United NationsDepartment of Economic and Social Affairs Sustainable Development

European Union

The Global Sustainable Development Report as a bridge between the SDGs and the scientific communities
How can the GSDR best support the HLPF in its function to guide the implementation of the post 2015 agenda? Should it focus on reviewing progress in specific areas or across the agenda? Should it help in identifying new issues?

The Global Sustainable Development Report should support the HLPF in fulfilling its role and facilitate evidence-based decision-making at all levels. The report should be a comprehensive, authoritative, evidence-based, integrated assessment of global trends in sustainable development, drawing on as many peer reviewed sources of information from all regions and levels. The EU wishes to underline the importance of the timely preparation of the report in order to ensure relevant quality assurance as well as the inclusion of solid and relevant background materials. The report should fulfil the requirements of scientific credibility, policy relevance and legitimacy, in order to be fully accepted by the countries. The report should focus on the SDGs rather than try to cover all commitments and issues relating to sustainable development. However it should also include an analysis of emerging issues and potential global challenges to achievement of the goals. The Report should be produced every 4 years in time for the meeting of the HLPF at the level of Heads of State and Government.
The Global Sustainable Development Report should provide added value and not duplicate existing thematic assessments or reports such as the Human Development Report, the Intergovernmental Panel on Climate Change Assessment Reports, the World Ocean Assessment or the Global Environmental Outlook, while at the same time building on existing relevant assessments. The EU favours an approach whereby all goals and targets are covered, although specific issues may be explored in more detail, for example emerging issues or off-track goals. We propose the GSDR should be an integrated assessment of assessments, providing a cross-sectorial analysis reflecting progress, obstacles and discussing options for integrated policy action from the perspective of the three dimensions of sustainable development, including intergenerational equity. Therefore, the GSDR should balance its assessment across the three pillars of sustainable development, and should have a global scope, including all countries. The GSDR should highlight inter-linkages between different elements of the agenda, challenges to progress, gaps in implementation, and other issues for consideration by the HLPF. The HLPF could then use the report, as well as other inputs, to make decisions on recommended policy action.
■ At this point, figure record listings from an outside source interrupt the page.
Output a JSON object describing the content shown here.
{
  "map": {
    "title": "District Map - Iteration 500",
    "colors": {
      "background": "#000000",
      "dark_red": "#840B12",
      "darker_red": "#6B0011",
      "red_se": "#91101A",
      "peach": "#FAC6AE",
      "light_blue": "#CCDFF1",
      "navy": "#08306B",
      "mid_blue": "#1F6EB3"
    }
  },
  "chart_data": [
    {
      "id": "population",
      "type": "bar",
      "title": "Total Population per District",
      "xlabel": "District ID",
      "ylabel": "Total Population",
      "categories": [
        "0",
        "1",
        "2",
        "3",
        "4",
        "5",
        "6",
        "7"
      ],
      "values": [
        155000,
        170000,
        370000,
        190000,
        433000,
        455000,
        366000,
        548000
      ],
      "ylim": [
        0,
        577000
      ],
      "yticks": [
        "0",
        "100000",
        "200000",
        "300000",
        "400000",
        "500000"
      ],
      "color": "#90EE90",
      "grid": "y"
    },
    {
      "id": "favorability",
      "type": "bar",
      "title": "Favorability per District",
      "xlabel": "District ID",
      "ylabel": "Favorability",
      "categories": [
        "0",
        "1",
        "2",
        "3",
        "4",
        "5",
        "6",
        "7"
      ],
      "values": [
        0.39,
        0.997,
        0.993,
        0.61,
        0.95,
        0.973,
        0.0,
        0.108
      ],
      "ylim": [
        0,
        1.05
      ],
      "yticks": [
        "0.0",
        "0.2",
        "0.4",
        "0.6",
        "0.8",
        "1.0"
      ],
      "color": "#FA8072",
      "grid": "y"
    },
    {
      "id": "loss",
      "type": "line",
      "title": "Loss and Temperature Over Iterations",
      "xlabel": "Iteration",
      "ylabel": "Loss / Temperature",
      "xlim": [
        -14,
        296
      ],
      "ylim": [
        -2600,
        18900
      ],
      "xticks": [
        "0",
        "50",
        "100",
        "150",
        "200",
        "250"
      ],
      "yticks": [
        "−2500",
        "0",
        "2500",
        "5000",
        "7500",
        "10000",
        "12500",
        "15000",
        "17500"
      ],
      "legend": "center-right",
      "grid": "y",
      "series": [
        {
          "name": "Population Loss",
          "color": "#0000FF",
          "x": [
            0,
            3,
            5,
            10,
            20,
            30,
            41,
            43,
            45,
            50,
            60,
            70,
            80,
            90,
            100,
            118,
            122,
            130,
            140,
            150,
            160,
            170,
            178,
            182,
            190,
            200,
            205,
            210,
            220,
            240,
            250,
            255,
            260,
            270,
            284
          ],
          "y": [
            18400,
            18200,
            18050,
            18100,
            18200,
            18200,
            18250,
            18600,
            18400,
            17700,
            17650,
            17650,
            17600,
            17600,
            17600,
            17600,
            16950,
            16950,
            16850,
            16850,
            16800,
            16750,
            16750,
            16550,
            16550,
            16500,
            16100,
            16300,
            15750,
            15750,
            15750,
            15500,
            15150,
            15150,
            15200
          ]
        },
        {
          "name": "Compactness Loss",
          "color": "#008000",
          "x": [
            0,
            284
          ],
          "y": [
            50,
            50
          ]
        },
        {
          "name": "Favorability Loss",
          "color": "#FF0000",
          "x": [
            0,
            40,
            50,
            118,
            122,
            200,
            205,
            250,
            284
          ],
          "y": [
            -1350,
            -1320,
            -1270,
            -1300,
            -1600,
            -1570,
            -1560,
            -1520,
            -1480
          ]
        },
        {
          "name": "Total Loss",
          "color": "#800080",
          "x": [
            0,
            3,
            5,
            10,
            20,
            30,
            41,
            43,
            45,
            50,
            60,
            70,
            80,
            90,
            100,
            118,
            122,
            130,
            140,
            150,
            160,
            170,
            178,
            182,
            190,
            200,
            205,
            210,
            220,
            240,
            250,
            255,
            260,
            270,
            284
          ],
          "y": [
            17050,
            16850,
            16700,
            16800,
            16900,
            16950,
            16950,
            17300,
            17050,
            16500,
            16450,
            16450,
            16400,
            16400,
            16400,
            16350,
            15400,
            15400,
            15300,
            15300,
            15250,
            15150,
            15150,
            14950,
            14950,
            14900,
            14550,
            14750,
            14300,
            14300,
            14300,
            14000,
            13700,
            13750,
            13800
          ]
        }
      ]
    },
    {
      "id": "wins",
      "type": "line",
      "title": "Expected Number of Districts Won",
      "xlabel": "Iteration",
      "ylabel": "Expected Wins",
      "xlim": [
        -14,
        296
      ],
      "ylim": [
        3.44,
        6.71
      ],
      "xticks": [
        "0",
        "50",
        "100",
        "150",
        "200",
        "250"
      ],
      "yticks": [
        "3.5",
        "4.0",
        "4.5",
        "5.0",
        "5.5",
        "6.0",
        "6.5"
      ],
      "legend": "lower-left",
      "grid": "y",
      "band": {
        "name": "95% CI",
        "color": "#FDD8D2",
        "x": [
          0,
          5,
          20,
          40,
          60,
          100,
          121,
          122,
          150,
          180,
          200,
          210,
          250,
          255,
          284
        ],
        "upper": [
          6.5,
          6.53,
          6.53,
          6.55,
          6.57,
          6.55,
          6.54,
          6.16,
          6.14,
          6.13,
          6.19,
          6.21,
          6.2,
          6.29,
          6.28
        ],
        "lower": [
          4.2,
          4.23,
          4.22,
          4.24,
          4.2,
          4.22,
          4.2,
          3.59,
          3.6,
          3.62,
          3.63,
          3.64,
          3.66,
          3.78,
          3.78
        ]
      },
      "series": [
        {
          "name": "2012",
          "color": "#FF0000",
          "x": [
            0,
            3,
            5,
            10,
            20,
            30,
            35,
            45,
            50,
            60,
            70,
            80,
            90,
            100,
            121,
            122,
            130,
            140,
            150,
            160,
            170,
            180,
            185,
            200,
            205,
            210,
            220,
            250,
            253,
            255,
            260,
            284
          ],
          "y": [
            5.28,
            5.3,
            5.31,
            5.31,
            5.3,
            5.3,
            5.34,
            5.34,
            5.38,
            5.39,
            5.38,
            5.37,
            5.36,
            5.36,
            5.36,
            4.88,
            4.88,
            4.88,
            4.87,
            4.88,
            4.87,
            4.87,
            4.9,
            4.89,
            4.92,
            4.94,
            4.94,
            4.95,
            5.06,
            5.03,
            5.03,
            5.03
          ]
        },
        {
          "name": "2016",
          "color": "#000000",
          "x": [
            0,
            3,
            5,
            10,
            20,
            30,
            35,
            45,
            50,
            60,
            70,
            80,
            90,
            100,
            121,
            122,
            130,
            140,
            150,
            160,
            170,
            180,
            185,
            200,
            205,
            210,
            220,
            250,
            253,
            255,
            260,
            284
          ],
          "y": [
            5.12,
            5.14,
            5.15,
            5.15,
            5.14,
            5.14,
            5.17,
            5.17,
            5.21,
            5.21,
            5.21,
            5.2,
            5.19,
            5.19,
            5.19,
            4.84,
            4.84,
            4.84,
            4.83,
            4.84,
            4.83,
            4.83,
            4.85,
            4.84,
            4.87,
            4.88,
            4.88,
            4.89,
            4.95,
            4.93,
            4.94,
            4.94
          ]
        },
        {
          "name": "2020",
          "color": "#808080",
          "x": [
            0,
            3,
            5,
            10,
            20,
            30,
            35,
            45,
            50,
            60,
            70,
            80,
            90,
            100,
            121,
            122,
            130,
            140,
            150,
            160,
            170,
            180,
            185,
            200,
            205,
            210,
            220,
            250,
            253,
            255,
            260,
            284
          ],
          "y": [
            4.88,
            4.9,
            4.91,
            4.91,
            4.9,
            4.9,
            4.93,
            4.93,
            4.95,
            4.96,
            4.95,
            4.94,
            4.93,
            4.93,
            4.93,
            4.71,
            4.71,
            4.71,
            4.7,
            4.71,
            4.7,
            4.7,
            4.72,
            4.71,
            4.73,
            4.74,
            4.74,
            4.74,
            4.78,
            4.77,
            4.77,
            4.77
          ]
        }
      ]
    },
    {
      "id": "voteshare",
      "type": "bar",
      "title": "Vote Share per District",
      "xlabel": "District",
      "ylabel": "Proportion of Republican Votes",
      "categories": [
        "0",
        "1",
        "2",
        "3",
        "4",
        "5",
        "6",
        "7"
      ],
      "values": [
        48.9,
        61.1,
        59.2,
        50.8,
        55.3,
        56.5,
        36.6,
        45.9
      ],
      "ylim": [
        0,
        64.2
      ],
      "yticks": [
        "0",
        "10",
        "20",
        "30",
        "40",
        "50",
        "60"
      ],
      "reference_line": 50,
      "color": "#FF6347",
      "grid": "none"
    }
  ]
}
Looking at the GSDR 2015, we welcome that it is designed as an assessment of assessments rather than seeking to pioneer new knowledge. Nevertheless, the EU is somewhat surprised to see some assessments missing, for example the Education Global Monitoring Report despite the fact that it is seen as a model of assessments and review mechanisms composed by fulfilment of goals and targets, based on research and monitoring means of implementation. There is a need to have close dialogue with the responsible agencies to ensure that material in the report is sufficiently quality assured. We also welcome that chapter 7 reviews current approaches to identifying emerging issues in sustainable development and the proposals for criteria for defining emerging issues, and the approach to determining the significance of scientific trends and emerging issues and their meaning for the SDGs. This will help make it clear why it is important for the HLPF to take note of such issues.
We welcome the efforts in this report to present complex information in visually interesting and meaningful ways as well as the chapter setting out the advantages and some recent ways of using new and large data sets to provide information on sustainable development and poverty eradication. We recommend that this section is considered by the Inter Agency and Expert Group on SDGs in their work to develop an indicator framework and to select types of indicators for the SDGs. Future editions of the report may also consider drawing on the contribution of global environmental observing systems, such as the Global Earth Observation System of Systems.

We note the thematic chapters (3, 4 and 5) and think it will be important in future editions of the report that they are aligned with the work programme of the HLPF, so that issues can be presented at a four-yearly HLPF in line with previous discussions of the annual HLPF.

We consider this draft a solid basis on which to build, including after September assessments of progress towards the SDGs, analysis of interlinkages, and recommendations for further action to enhance progress at all levels.